The Wittgenstein Archives at the University of Bergen is a long-term project to digitize more than 20,000 pages of unpublished manuscripts[30] of the Austrian/British philosopher Ludwig Wittgenstein, who published only one tiny book in his lifetime ("Tractatus Logico-Philosophicus"). This "Nachlass" has been encoded in its entirety using the MECS markup vocabulary. The University of Oxford Press has published the whole corpus on CD-ROM.[31] The University of Bergen has produced the "Bergen Electronic Edition" that allows subscribers to study Wittgenstein's writings in three versions: photographic facsimile reproductions of the manuscripts, diplomatic transcriptions (http://www.oup.co.uk/academic/humanities/philosophy/wittgenstein/details/), and normalized text versions. When working with a document in one version, the user can readily access the other versions. The manuscripts are thoroughly indexed and the whole corpus is fully searchable. Such an extensive use of a text corpus in its various forms is outside the scope and purpose of OpenReader. However, the Wittgenstein Archives is discussing future uses of the corpus. In the past, several edited printed editions have been produced from the Nachlass, presenting the fragmented writings of Wittgenstein in a fashion more suited for intentional reading. OpenReader versions of these editions would certainly be useful for intentional reading and even some types of functional reading.

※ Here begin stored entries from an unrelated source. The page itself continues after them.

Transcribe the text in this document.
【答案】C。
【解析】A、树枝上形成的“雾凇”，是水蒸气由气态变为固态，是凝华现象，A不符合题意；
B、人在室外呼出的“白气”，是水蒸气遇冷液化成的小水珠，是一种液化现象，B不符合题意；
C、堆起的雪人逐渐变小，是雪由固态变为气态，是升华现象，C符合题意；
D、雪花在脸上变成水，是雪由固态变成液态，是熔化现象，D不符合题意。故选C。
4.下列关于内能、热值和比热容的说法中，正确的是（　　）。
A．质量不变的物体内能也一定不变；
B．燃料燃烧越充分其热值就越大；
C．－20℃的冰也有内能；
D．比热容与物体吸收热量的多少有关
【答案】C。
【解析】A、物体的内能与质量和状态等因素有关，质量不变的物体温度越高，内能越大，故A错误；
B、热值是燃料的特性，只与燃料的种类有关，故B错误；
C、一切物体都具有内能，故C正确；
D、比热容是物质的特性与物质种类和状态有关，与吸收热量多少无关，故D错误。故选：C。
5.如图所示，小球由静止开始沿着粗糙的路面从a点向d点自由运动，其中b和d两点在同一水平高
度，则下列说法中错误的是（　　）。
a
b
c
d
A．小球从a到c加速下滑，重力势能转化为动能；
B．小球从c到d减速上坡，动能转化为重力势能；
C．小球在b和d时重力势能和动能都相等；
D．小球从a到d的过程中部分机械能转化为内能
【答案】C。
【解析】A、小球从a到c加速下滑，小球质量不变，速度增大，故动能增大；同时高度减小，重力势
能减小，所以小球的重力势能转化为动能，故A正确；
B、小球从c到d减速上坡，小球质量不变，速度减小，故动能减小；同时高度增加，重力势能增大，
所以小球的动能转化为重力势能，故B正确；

Collections of classic literature

A number of institutions have digitized the complete writings of famous authors, such as Henrik Ibsen,[32] an influential Norwegian playwright. In the Henrik Ibsen's Writings Project - the first editions of Ibsen's plays and poems - his letters a large collection of professional commentaries, and other writings are all marked up in digital text form using TEI. This critical text edition will be published both in digital form and in print. The printed book edition will comprise a total of 30 volumes: 15 volumes of text, and 15 volumes of commentaries. The digital format of this collection has yet to be determined. OpenReader versions would be intriguing since the OpenReader format will be able to properly represent, and user agents display, the complex document structures used in many of Ibsen's writings.

The Ibsen Project wants its digital collection to be useful for both research and intentional reading. Scholars and students must be able to compare works and to follow themes and ideas throughout the entire Ibsen corpus. Since the OpenReader format is being specifically designed to enable powerful inter- and intra-publication linking and related functionality, it is suitable for this purpose. OSoft's dotReader is a good candidate format, as it already provides powerful linking, annotation and text searching tools for an entire library of digital books, and it will soon support OpenReader as its primary format.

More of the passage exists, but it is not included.